Seit einigen Monaten bin ich als Tarifbeschäftigter im TV-L in der Vorbereitung der Tarifrunde der Länder aktiv. Ich gehe mit Kolleg:innen auf Veranstaltungen wie tarifpolitische Konferenzen, Branchenkonferenzen, regionale wie überregionale, Tarifbotschafter:innentreffen, Fachbereichskonferenzen und vieles mehr. Alle verlaufen nach einem gewissen Schema F., auch wenn diese partizipativer ablaufen mögen als viele andere Gewerkschaftsveranstaltungen, da mein Fachbereich in Berlin-Brandenburg, FB C, stark durch die Krankenhausbewegung geprägt wurde und Organizing hier beliebt ist. Das Schema F bleibt aber, um die Erwartungen auf einen erfolgreichen Arbeitskampf zu dämpfen.

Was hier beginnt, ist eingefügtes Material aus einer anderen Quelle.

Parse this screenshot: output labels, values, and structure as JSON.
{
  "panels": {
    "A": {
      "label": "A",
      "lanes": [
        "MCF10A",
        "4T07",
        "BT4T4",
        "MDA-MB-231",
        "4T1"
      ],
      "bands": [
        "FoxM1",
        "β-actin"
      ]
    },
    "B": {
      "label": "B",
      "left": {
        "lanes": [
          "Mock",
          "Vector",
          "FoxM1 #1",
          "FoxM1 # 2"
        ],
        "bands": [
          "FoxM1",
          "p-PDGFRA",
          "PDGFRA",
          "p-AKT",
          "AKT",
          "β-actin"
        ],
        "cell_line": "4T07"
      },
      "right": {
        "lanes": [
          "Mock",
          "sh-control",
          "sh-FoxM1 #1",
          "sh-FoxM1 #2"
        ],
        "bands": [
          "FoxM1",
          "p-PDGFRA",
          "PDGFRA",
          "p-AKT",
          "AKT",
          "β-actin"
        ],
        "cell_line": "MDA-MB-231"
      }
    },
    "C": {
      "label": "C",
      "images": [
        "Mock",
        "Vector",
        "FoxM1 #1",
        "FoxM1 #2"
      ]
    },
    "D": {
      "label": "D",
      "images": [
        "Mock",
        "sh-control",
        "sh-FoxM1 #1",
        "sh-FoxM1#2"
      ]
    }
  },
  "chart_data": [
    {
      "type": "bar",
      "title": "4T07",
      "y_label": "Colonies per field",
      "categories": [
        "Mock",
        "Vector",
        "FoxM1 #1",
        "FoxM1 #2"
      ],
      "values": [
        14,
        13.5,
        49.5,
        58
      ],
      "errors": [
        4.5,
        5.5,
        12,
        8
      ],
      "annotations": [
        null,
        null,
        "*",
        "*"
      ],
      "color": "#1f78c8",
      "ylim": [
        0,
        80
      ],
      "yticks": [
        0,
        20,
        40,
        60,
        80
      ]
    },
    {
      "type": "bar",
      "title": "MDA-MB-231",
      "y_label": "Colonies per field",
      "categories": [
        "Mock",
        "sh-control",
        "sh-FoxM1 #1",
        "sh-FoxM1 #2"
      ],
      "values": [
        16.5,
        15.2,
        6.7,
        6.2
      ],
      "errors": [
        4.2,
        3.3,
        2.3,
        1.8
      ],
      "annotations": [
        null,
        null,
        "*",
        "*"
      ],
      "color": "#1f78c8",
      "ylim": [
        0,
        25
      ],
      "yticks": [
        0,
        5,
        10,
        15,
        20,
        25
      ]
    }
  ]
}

Überall wird gesagt, dass wir zu schwach organisiert sind. Christine Behle, stellvertretende ver.di-Vorsitzende, sagte beim ersten bundesweiten Treffen der Tarifbotschafter:innen direkt, dass wir nicht sofort von tabellenwirksamen Entgelterhöhungen ausgehen dürfen. Frank Werneke setzte gleich noch nach und führte das neue Mantra ein, dass die Krise ausgeblieben sei. Was uns hiermit bedeutet werden soll, ist, dass wir schuld sind, wenn ein schlechtes Ergebnis herauskommt. Und dass die Teuerungen der letzten beiden Jahre, die im Durchschnitt bei über 14 % liegen, gar nicht so wild sind.

Nur eines fehlt mir bei diesen Analysen: die Perspektive! Es stimmt, wir brauchen eine bessere Streikfähigkeit. Es stimmt, die Länder sind wenig verhandlungswillig. Denn sie lügen sich die Taschen voll und damit die Kassen leer, während die Steuereinnahmen hochkorrigiert werden mussten. Und das stört mich. Ich erwarte, dass mir die Gewerkschaftsführung einen Plan vorlegt, wie die Schwäche gebrochen werden kann. Ich erwarte, dass ich in meiner Gewerkschaft einen Raum bekomme, gerne auch mit demokratischen Möglichkeiten, wo wir über eine Streikausrichtung diskutieren und beschließen können, die auch den Erfolg ermöglicht. So wäre die Bedingung von 12 Monaten Laufzeit des Vertrags eine, denn dann könnten wir im öffentlichen Dienst zusammen streiken mit den Tarifbeschäftigten des TVöD bei Bund und Kommunen oder auch mit den Kolleg:innen der GDL. Aber nein: Wer Verbündete wie den Gewerkschaftsapparat hat, braucht keine Gegner:innen.